Una buena muestra de este espíritu
restauracionista es la tendencia actual de una buena parte de la
historiografía actual, especialmente, desde círculos académicos afectos
al régimen. Últimamente, un grupo importante de historiadores
reivindican el corrupto y pseudodemocrático régimen de la Restauración
(1875-1923) y tratan de ensalzar sus virtudes obviando su incapacidad de
afrontar los retos de la modernidad. Desde un aséptico aspecto de
cientifismo académico, tienden a justificar y hacer de recibo lo que,
objetivamente, resulta injustificable y presentable. Curiosamente,
tratan de hacer pasar por moderno un régimen arcaico, que, si bien
instauró el sufragio universal masculino, practicaba, como dijimos, el
fraude electoral de manera sistemática; que, si bien admitía libertades
formales, no dudaba en utilizar la represión como principal fórmula de
resolución de conflictos; que, si bien otorgaba derechos civiles
limitados, utilizó el estado de excepción
de manera casi permanente en las zonas más conflictivas. No es de
extrañar, sin embargo este absurdo. Se trata del segundo capítulo de
esta historia rosa generada alrededor de la Transición.

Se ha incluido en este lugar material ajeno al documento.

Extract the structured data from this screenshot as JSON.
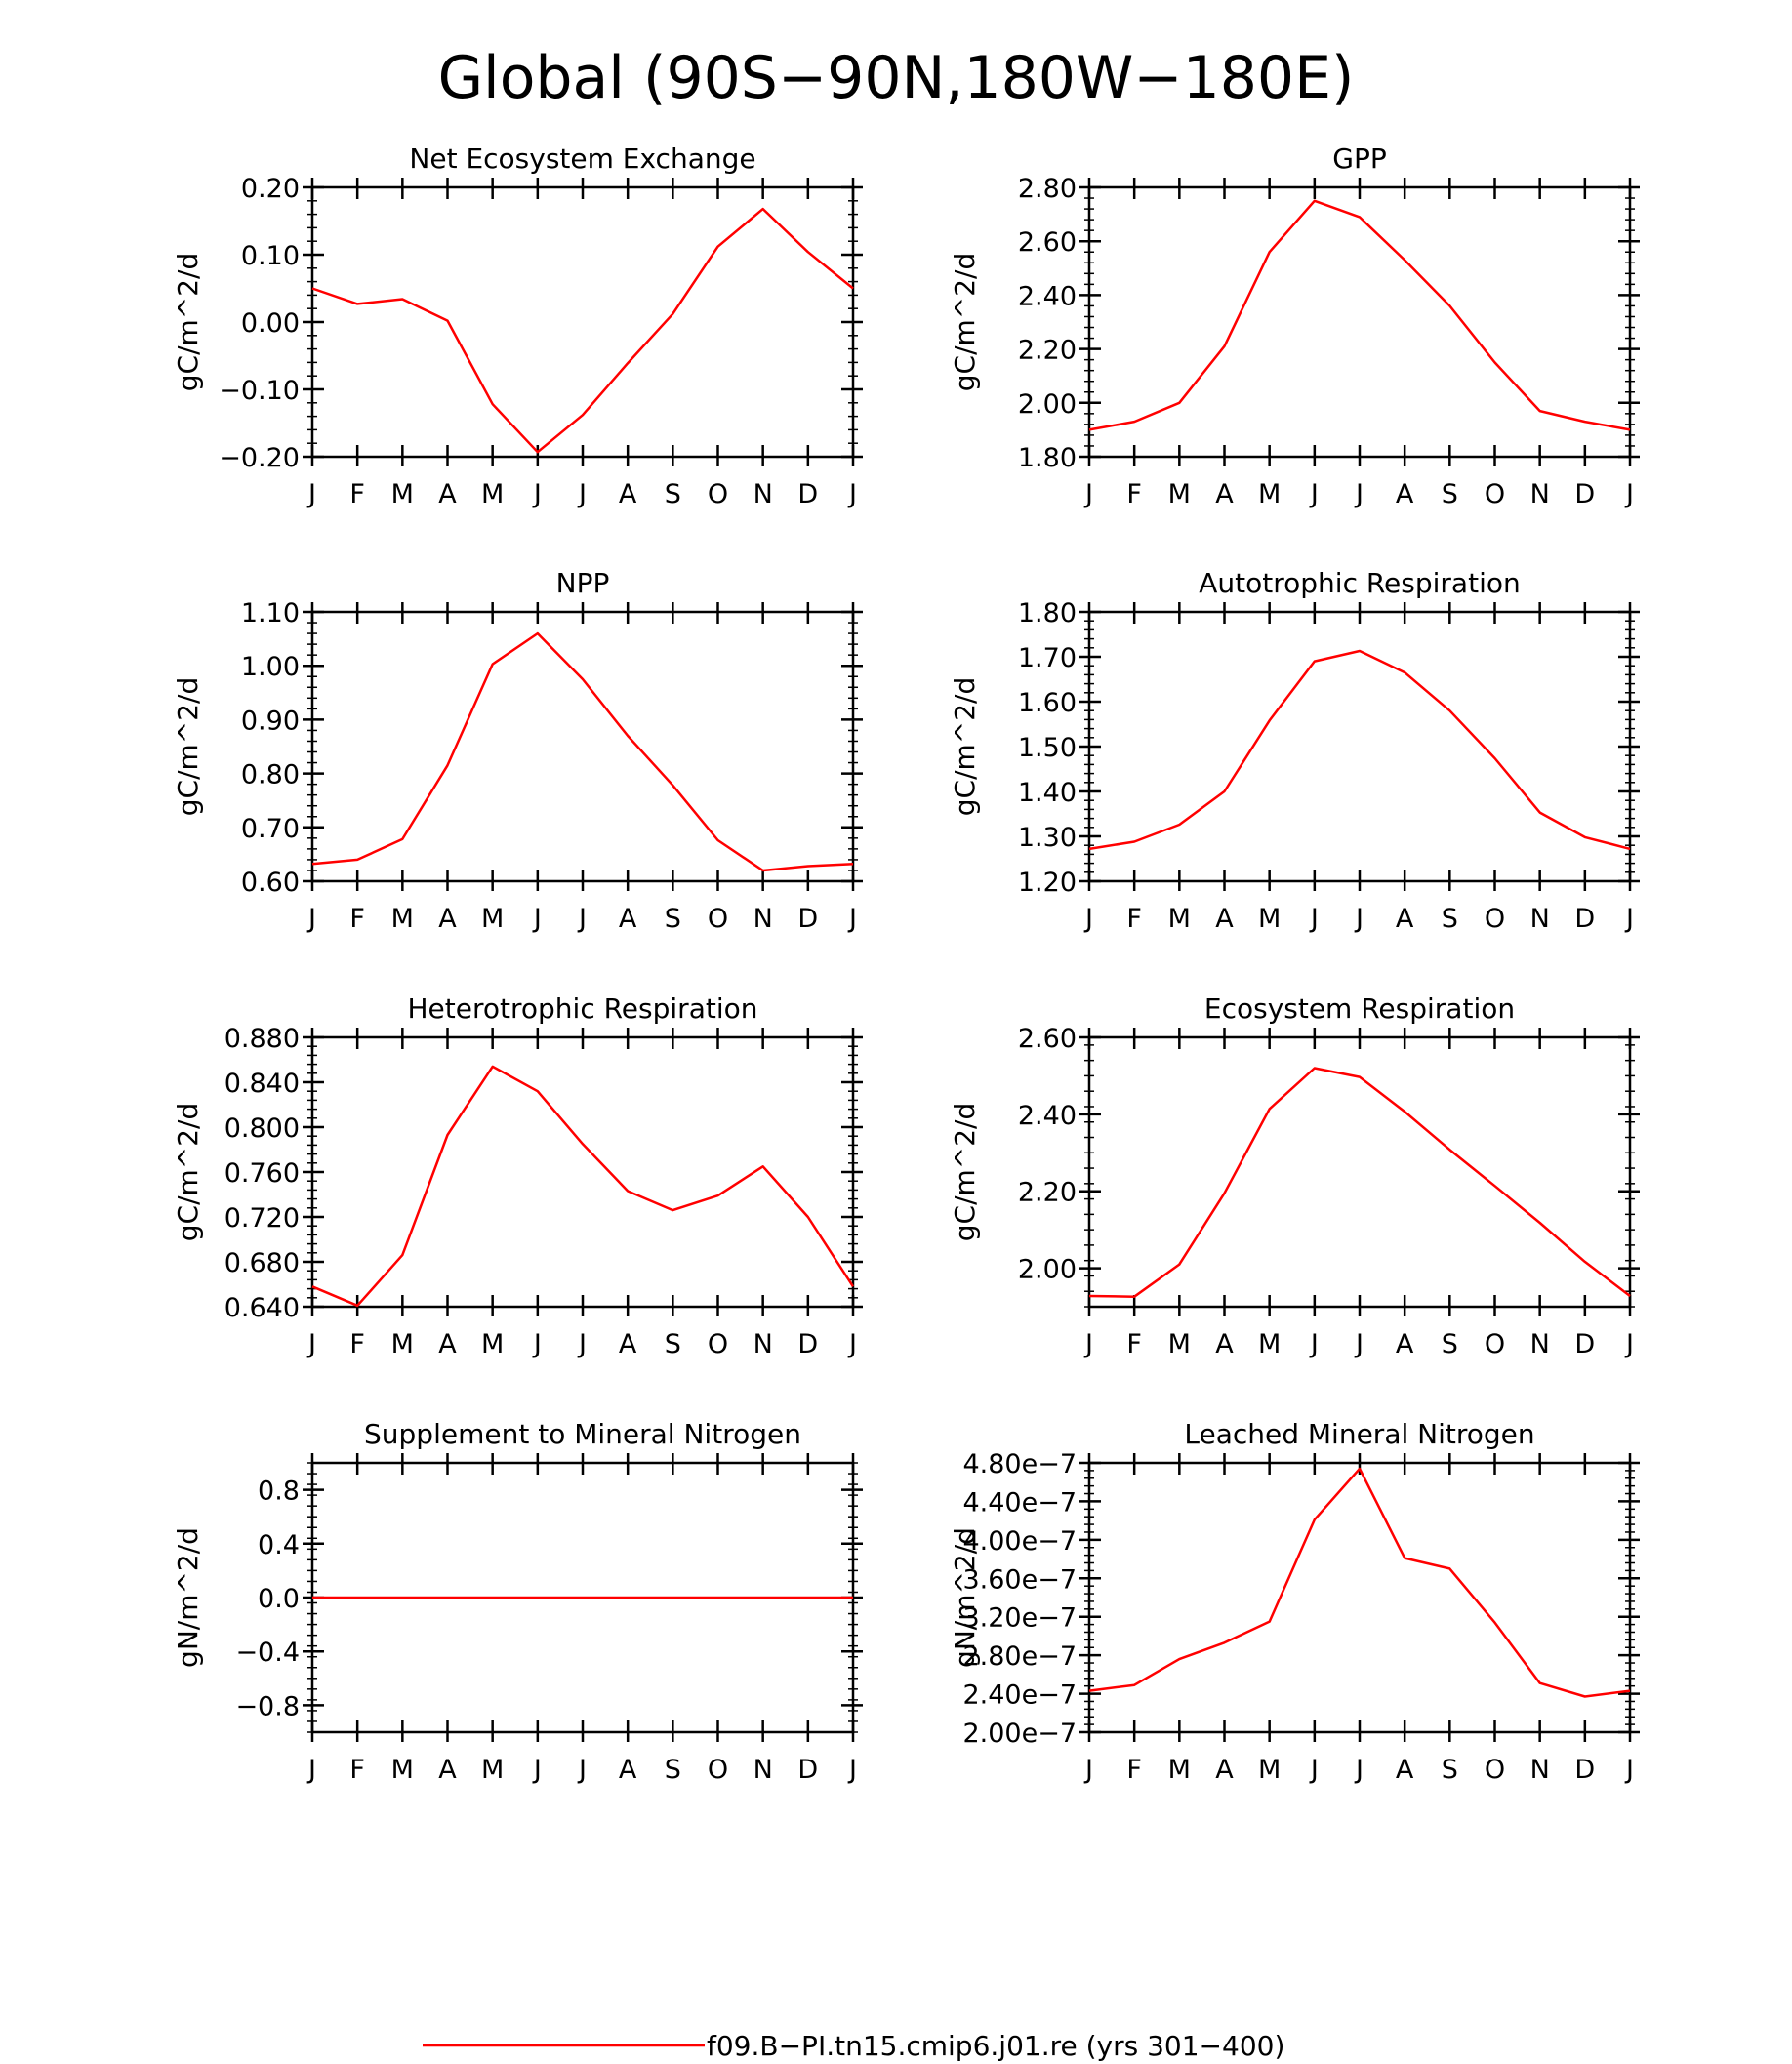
{
  "figure_title": "Global (90S−90N,180W−180E)",
  "legend": {
    "label": "f09.B−PI.tn15.cmip6.j01.re (yrs 301−400)",
    "color": "#ff0000"
  },
  "months": [
    "J",
    "F",
    "M",
    "A",
    "M",
    "J",
    "J",
    "A",
    "S",
    "O",
    "N",
    "D",
    "J"
  ],
  "chart_data": [
    {
      "type": "line",
      "title": "Net Ecosystem Exchange",
      "ylabel": "gC/m^2/d",
      "ylim": [
        -0.2,
        0.2
      ],
      "yticks": [
        -0.2,
        -0.1,
        0.0,
        0.1,
        0.2
      ],
      "ytick_labels": [
        "−0.20",
        "−0.10",
        "0.00",
        "0.10",
        "0.20"
      ],
      "categories": [
        "J",
        "F",
        "M",
        "A",
        "M",
        "J",
        "J",
        "A",
        "S",
        "O",
        "N",
        "D",
        "J"
      ],
      "series": [
        {
          "values": [
            0.05,
            0.027,
            0.034,
            0.002,
            -0.122,
            -0.193,
            -0.138,
            -0.061,
            0.012,
            0.112,
            0.168,
            0.104,
            0.05
          ]
        }
      ]
    },
    {
      "type": "line",
      "title": "GPP",
      "ylabel": "gC/m^2/d",
      "ylim": [
        1.8,
        2.8
      ],
      "yticks": [
        1.8,
        2.0,
        2.2,
        2.4,
        2.6,
        2.8
      ],
      "ytick_labels": [
        "1.80",
        "2.00",
        "2.20",
        "2.40",
        "2.60",
        "2.80"
      ],
      "categories": [
        "J",
        "F",
        "M",
        "A",
        "M",
        "J",
        "J",
        "A",
        "S",
        "O",
        "N",
        "D",
        "J"
      ],
      "series": [
        {
          "values": [
            1.9,
            1.93,
            2.0,
            2.21,
            2.56,
            2.75,
            2.69,
            2.53,
            2.36,
            2.15,
            1.97,
            1.93,
            1.9
          ]
        }
      ]
    },
    {
      "type": "line",
      "title": "NPP",
      "ylabel": "gC/m^2/d",
      "ylim": [
        0.6,
        1.1
      ],
      "yticks": [
        0.6,
        0.7,
        0.8,
        0.9,
        1.0,
        1.1
      ],
      "ytick_labels": [
        "0.60",
        "0.70",
        "0.80",
        "0.90",
        "1.00",
        "1.10"
      ],
      "categories": [
        "J",
        "F",
        "M",
        "A",
        "M",
        "J",
        "J",
        "A",
        "S",
        "O",
        "N",
        "D",
        "J"
      ],
      "series": [
        {
          "values": [
            0.632,
            0.64,
            0.678,
            0.815,
            1.003,
            1.06,
            0.975,
            0.87,
            0.778,
            0.676,
            0.62,
            0.628,
            0.632
          ]
        }
      ]
    },
    {
      "type": "line",
      "title": "Autotrophic Respiration",
      "ylabel": "gC/m^2/d",
      "ylim": [
        1.2,
        1.8
      ],
      "yticks": [
        1.2,
        1.3,
        1.4,
        1.5,
        1.6,
        1.7,
        1.8
      ],
      "ytick_labels": [
        "1.20",
        "1.30",
        "1.40",
        "1.50",
        "1.60",
        "1.70",
        "1.80"
      ],
      "categories": [
        "J",
        "F",
        "M",
        "A",
        "M",
        "J",
        "J",
        "A",
        "S",
        "O",
        "N",
        "D",
        "J"
      ],
      "series": [
        {
          "values": [
            1.272,
            1.288,
            1.326,
            1.4,
            1.558,
            1.69,
            1.713,
            1.665,
            1.58,
            1.474,
            1.353,
            1.298,
            1.272
          ]
        }
      ]
    },
    {
      "type": "line",
      "title": "Heterotrophic Respiration",
      "ylabel": "gC/m^2/d",
      "ylim": [
        0.64,
        0.88
      ],
      "yticks": [
        0.64,
        0.68,
        0.72,
        0.76,
        0.8,
        0.84,
        0.88
      ],
      "ytick_labels": [
        "0.640",
        "0.680",
        "0.720",
        "0.760",
        "0.800",
        "0.840",
        "0.880"
      ],
      "categories": [
        "J",
        "F",
        "M",
        "A",
        "M",
        "J",
        "J",
        "A",
        "S",
        "O",
        "N",
        "D",
        "J"
      ],
      "series": [
        {
          "values": [
            0.658,
            0.641,
            0.686,
            0.793,
            0.854,
            0.832,
            0.785,
            0.743,
            0.726,
            0.739,
            0.765,
            0.72,
            0.658
          ]
        }
      ]
    },
    {
      "type": "line",
      "title": "Ecosystem Respiration",
      "ylabel": "gC/m^2/d",
      "ylim": [
        1.9,
        2.6
      ],
      "yticks": [
        2.0,
        2.2,
        2.4,
        2.6
      ],
      "ytick_labels": [
        "2.00",
        "2.20",
        "2.40",
        "2.60"
      ],
      "categories": [
        "J",
        "F",
        "M",
        "A",
        "M",
        "J",
        "J",
        "A",
        "S",
        "O",
        "N",
        "D",
        "J"
      ],
      "series": [
        {
          "values": [
            1.928,
            1.926,
            2.01,
            2.195,
            2.414,
            2.52,
            2.497,
            2.407,
            2.308,
            2.214,
            2.118,
            2.017,
            1.928
          ]
        }
      ]
    },
    {
      "type": "line",
      "title": "Supplement to Mineral Nitrogen",
      "ylabel": "gN/m^2/d",
      "ylim": [
        -1.0,
        1.0
      ],
      "yticks": [
        -0.8,
        -0.4,
        0.0,
        0.4,
        0.8
      ],
      "ytick_labels": [
        "−0.8",
        "−0.4",
        "0.0",
        "0.4",
        "0.8"
      ],
      "categories": [
        "J",
        "F",
        "M",
        "A",
        "M",
        "J",
        "J",
        "A",
        "S",
        "O",
        "N",
        "D",
        "J"
      ],
      "series": [
        {
          "values": [
            0,
            0,
            0,
            0,
            0,
            0,
            0,
            0,
            0,
            0,
            0,
            0,
            0
          ]
        }
      ]
    },
    {
      "type": "line",
      "title": "Leached Mineral Nitrogen",
      "ylabel": "gN/m^2/d",
      "ylim": [
        2e-07,
        4.8e-07
      ],
      "yticks": [
        2e-07,
        2.4e-07,
        2.8e-07,
        3.2e-07,
        3.6e-07,
        4e-07,
        4.4e-07,
        4.8e-07
      ],
      "ytick_labels": [
        "2.00e−7",
        "2.40e−7",
        "2.80e−7",
        "3.20e−7",
        "3.60e−7",
        "4.00e−7",
        "4.40e−7",
        "4.80e−7"
      ],
      "categories": [
        "J",
        "F",
        "M",
        "A",
        "M",
        "J",
        "J",
        "A",
        "S",
        "O",
        "N",
        "D",
        "J"
      ],
      "series": [
        {
          "values": [
            2.43e-07,
            2.49e-07,
            2.76e-07,
            2.93e-07,
            3.15e-07,
            4.21e-07,
            4.74e-07,
            3.81e-07,
            3.7e-07,
            3.14e-07,
            2.51e-07,
            2.37e-07,
            2.43e-07
          ]
        }
      ]
    }
  ]
}
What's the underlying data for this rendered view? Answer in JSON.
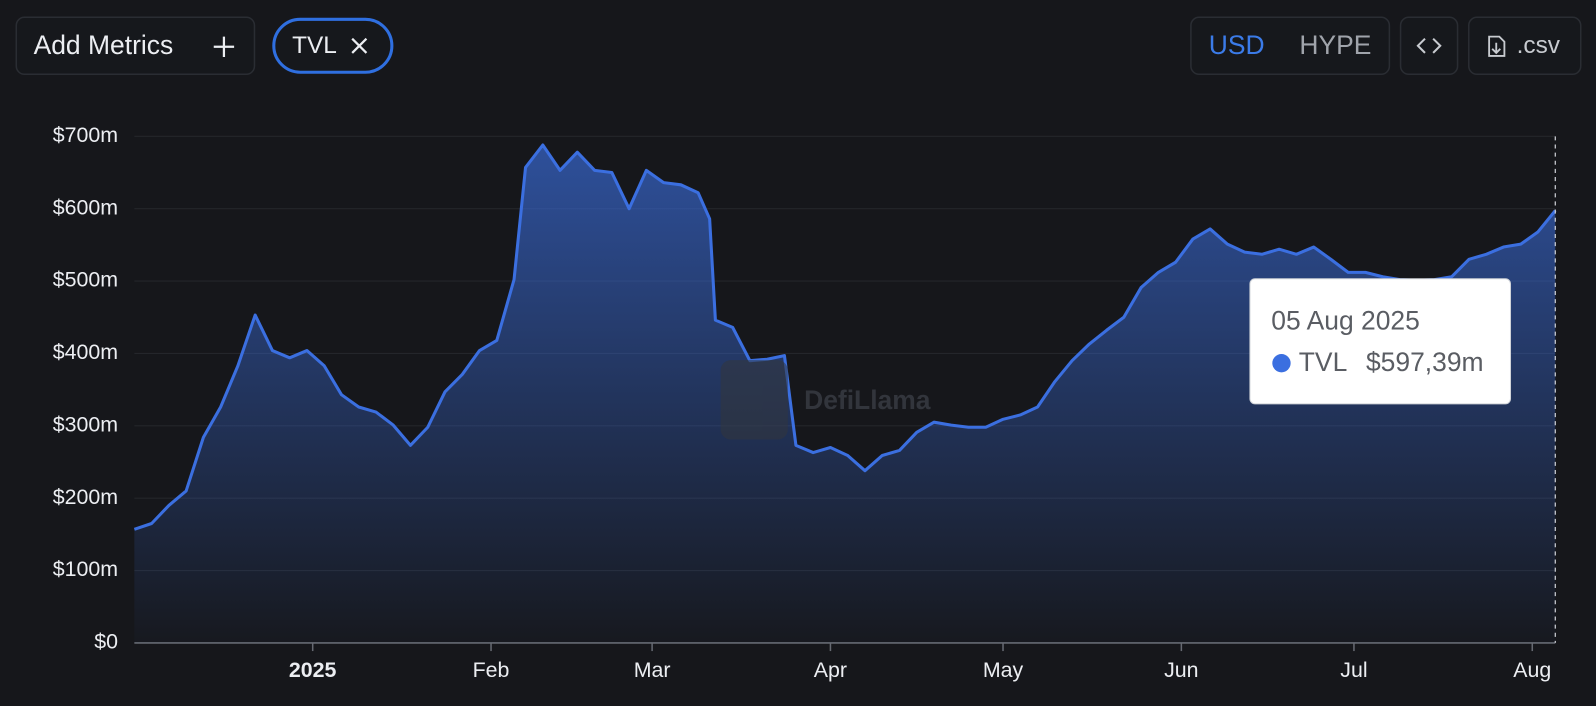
{
  "toolbar": {
    "add_metrics": "Add Metrics",
    "metric_chip": "TVL",
    "currency_options": [
      "USD",
      "HYPE"
    ],
    "export": ".csv"
  },
  "watermark": "DefiLlama",
  "chart_data": {
    "type": "area",
    "x": [
      "2024-12-01",
      "2024-12-04",
      "2024-12-07",
      "2024-12-10",
      "2024-12-13",
      "2024-12-16",
      "2024-12-19",
      "2024-12-22",
      "2024-12-25",
      "2024-12-28",
      "2024-12-31",
      "2025-01-03",
      "2025-01-06",
      "2025-01-09",
      "2025-01-12",
      "2025-01-15",
      "2025-01-18",
      "2025-01-21",
      "2025-01-24",
      "2025-01-27",
      "2025-01-30",
      "2025-02-02",
      "2025-02-05",
      "2025-02-07",
      "2025-02-10",
      "2025-02-13",
      "2025-02-16",
      "2025-02-19",
      "2025-02-22",
      "2025-02-25",
      "2025-02-28",
      "2025-03-03",
      "2025-03-06",
      "2025-03-09",
      "2025-03-11",
      "2025-03-12",
      "2025-03-15",
      "2025-03-18",
      "2025-03-21",
      "2025-03-24",
      "2025-03-26",
      "2025-03-29",
      "2025-04-01",
      "2025-04-04",
      "2025-04-07",
      "2025-04-10",
      "2025-04-13",
      "2025-04-16",
      "2025-04-19",
      "2025-04-22",
      "2025-04-25",
      "2025-04-28",
      "2025-05-01",
      "2025-05-04",
      "2025-05-07",
      "2025-05-10",
      "2025-05-13",
      "2025-05-16",
      "2025-05-19",
      "2025-05-22",
      "2025-05-25",
      "2025-05-28",
      "2025-05-31",
      "2025-06-03",
      "2025-06-06",
      "2025-06-09",
      "2025-06-12",
      "2025-06-15",
      "2025-06-18",
      "2025-06-21",
      "2025-06-24",
      "2025-06-27",
      "2025-06-30",
      "2025-07-03",
      "2025-07-06",
      "2025-07-09",
      "2025-07-12",
      "2025-07-15",
      "2025-07-18",
      "2025-07-21",
      "2025-07-24",
      "2025-07-27",
      "2025-07-30",
      "2025-08-02",
      "2025-08-05"
    ],
    "series": [
      {
        "name": "TVL",
        "color": "#3b6fe0",
        "values": [
          157,
          165,
          190,
          210,
          284,
          326,
          383,
          453,
          404,
          394,
          404,
          383,
          343,
          326,
          319,
          301,
          273,
          298,
          347,
          371,
          404,
          418,
          502,
          657,
          688,
          653,
          678,
          653,
          650,
          600,
          653,
          636,
          633,
          622,
          586,
          446,
          436,
          390,
          392,
          397,
          273,
          263,
          270,
          259,
          238,
          259,
          266,
          291,
          305,
          301,
          298,
          298,
          309,
          315,
          326,
          361,
          390,
          413,
          432,
          450,
          491,
          512,
          526,
          558,
          572,
          551,
          540,
          537,
          544,
          537,
          547,
          530,
          512,
          512,
          506,
          502,
          501,
          502,
          506,
          530,
          537,
          547,
          551,
          568,
          597.39
        ]
      }
    ],
    "xlim": [
      "2024-12-01",
      "2025-08-05"
    ],
    "xticks": [
      {
        "value": "2025-01-01",
        "label": "2025"
      },
      {
        "value": "2025-02-01",
        "label": "Feb"
      },
      {
        "value": "2025-03-01",
        "label": "Mar"
      },
      {
        "value": "2025-04-01",
        "label": "Apr"
      },
      {
        "value": "2025-05-01",
        "label": "May"
      },
      {
        "value": "2025-06-01",
        "label": "Jun"
      },
      {
        "value": "2025-07-01",
        "label": "Jul"
      },
      {
        "value": "2025-08-01",
        "label": "Aug"
      }
    ],
    "ylim": [
      0,
      700
    ],
    "yticks": [
      {
        "value": 0,
        "label": "$0"
      },
      {
        "value": 100,
        "label": "$100m"
      },
      {
        "value": 200,
        "label": "$200m"
      },
      {
        "value": 300,
        "label": "$300m"
      },
      {
        "value": 400,
        "label": "$400m"
      },
      {
        "value": 500,
        "label": "$500m"
      },
      {
        "value": 600,
        "label": "$600m"
      },
      {
        "value": 700,
        "label": "$700m"
      }
    ],
    "grid": true,
    "tooltip": {
      "date": "05 Aug 2025",
      "value": "$597,39m"
    }
  }
}
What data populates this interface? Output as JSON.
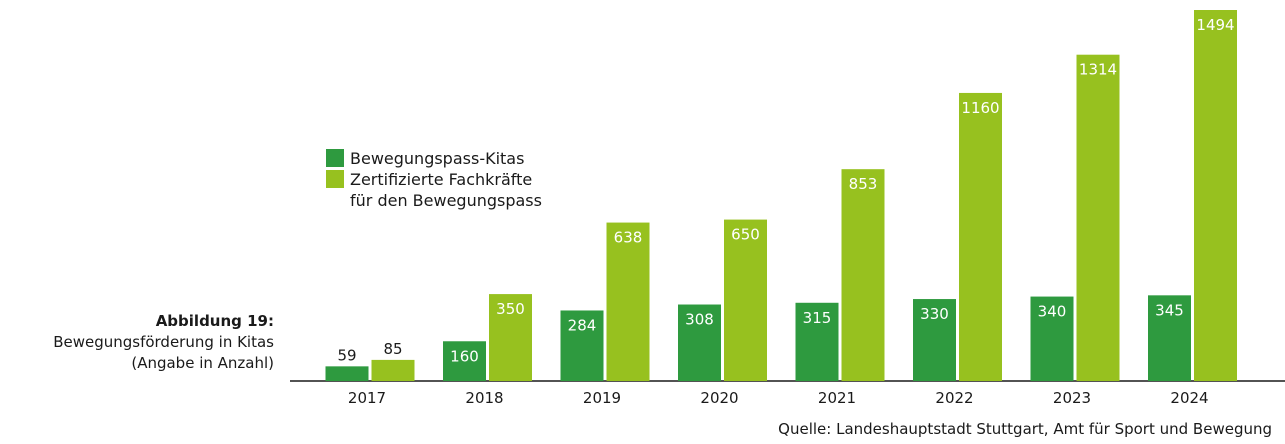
{
  "chart_data": {
    "type": "bar",
    "caption_title": "Abbildung 19:",
    "caption_lines": [
      "Bewegungsförderung in Kitas",
      "(Angabe in Anzahl)"
    ],
    "source": "Quelle: Landeshauptstadt Stuttgart, Amt für Sport und Bewegung",
    "categories": [
      "2017",
      "2018",
      "2019",
      "2020",
      "2021",
      "2022",
      "2023",
      "2024"
    ],
    "series": [
      {
        "name": "Bewegungspass-Kitas",
        "color": "#2e9a3f",
        "values": [
          59,
          160,
          284,
          308,
          315,
          330,
          340,
          345
        ]
      },
      {
        "name": "Zertifizierte Fachkräfte\nfür den Bewegungspass",
        "color": "#97c11f",
        "values": [
          85,
          350,
          638,
          650,
          853,
          1160,
          1314,
          1494
        ]
      }
    ]
  }
}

Regreso al pasado, futuro de
aluminosis
La transición a la democracia no fue
hacia delante, sino que fue un regreso al pasado, en que se intentó
reinstaurar un sistema de libertades formales, lograr un pacto social,
construir una sociedad de consenso sin demasiada vocación de que todo
esto se cumpliera. ¿Cómo podía ser ello posible, si los beneficiarios de
cuarenta años de franquismo se mantenían en el poder real? La
Transición, a pesar de toda su leyenda rosa, y de, sin duda, buenas
intenciones de nombres propios que trabajaron duramente para conquistar
una normalidad, fue una estafa, una tomadura de pelo. No sirvió para
restaurar la única legitimidad posible, la repúblicana. No sirvió para
encarar los problemas estructurales del país. No sirvió para reconciliar
a nadie (no puede haber reconciliación sin que el agresor pida perdón a
la víctima). No fue un proceso limpio, sino bajo la coacción de los
sables, las porras de los grises y, sobre todo, el miedo de los vencidos
a la fuerza e impunidad de los vencedores. No fue un proceso
transparente. No creó mayor unidad. Se dedicó a camuflar, disfrazar y
aplazar los problemas. De ello deriva todo este interés por anestesiar
la sociedad civil, evitar que sea consciente de las graves deficiencias
estructurales del país, evitar que piense, evitar que cuestione. Pero
los pisos con aluminosis, si no se pone remedio, pueden acabar
derrumbándose por sí solos, sin necesidad de que ningún avión se lance
contra ellos. [...]
Empieza a ser hora de cuestionar
seriamente una organización política y social que no nos conviene. Deben
cambiar unas formas externas insultantes (los símbolos a los que
hacíamos referencia anteriormente), pero sobre todo, han de cambiar los
contenidos. Tenemos que eliminar las vigas podridas de la aluminosis y
sustituirlas por otras más sólidas. La comunidad de vecinos tiene que
aprovechar entonces para poner un ascensor y arreglar la fachada.